"So you have come to take Henry home, have you?" asked the president.
"Yes," answered the farmer.
"I sent for you because I wanted to have a little talk with you about Henry's future. He is coming back again in the fall, I hope?"
"Wal, I think not. I don't reckon I can afford to send him any more. He's got eddication enough for a farmer already, and I notice that when they git too much, they sorter git lazy. Yer eddicated farmers are humbugs. Henry's got so far 'long now that he'd rather have his head in a book than be workin'. He don't take no interest in the stock, nor in the farm improvements. Everybody else is dependent in this world on the farmer, and I think that we've got too many eddicated fellows settin' 'round now for the farmers to support."
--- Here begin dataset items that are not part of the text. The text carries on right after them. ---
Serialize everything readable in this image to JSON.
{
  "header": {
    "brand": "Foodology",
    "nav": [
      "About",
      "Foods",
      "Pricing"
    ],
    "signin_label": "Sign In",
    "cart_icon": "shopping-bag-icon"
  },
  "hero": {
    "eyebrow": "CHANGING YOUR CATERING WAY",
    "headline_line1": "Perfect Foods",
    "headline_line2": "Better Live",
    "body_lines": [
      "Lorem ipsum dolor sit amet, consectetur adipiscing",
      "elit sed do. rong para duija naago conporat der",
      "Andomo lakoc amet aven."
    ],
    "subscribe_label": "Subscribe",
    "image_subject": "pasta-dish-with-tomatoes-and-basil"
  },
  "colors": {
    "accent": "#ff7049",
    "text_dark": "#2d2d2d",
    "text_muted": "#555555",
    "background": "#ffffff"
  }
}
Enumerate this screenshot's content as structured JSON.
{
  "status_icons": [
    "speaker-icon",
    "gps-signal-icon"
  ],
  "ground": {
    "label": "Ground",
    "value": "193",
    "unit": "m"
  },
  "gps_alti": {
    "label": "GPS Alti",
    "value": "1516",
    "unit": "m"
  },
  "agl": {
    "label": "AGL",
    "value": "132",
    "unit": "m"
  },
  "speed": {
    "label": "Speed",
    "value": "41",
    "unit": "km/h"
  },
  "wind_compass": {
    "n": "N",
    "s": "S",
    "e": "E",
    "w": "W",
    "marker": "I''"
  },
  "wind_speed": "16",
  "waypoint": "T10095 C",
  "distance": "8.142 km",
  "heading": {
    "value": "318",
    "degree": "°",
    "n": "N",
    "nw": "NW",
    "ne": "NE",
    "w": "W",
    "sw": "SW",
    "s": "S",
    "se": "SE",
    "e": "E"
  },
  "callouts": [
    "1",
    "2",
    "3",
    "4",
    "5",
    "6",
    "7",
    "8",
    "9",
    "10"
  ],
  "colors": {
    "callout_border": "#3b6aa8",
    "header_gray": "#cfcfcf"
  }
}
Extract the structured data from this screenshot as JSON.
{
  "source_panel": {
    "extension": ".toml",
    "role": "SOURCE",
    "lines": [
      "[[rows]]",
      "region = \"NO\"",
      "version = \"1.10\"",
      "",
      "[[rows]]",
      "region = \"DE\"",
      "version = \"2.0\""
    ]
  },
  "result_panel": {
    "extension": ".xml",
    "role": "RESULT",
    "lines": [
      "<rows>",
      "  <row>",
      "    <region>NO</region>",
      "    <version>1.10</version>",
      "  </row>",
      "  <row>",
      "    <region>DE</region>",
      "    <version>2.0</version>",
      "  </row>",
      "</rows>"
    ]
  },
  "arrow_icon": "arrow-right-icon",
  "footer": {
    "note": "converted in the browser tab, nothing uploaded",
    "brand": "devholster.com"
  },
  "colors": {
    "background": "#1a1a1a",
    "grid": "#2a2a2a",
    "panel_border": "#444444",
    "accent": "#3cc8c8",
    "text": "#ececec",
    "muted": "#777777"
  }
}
To this Garfield answered that he was sorry for the father's decision, since his son, if permitted to come the next term, would be far enough advanced to teach school, and so begin to help himself along. Teaching would pay better than working on the farm in the winter.
"Do you really think Henry can teach next winter?" asked the father, to whom the idea was a new one.
"I should think so, certainly," answered Garfield. "But if he can not do so then, he can in a short time."
"Wal, I will think on it. He wants to come back bad enough, and I guess I'll have to let him. I never thought of it that way afore."
The victory was won. Henry came back the next term, and after finishing at Hiram, graduated at an Eastern college.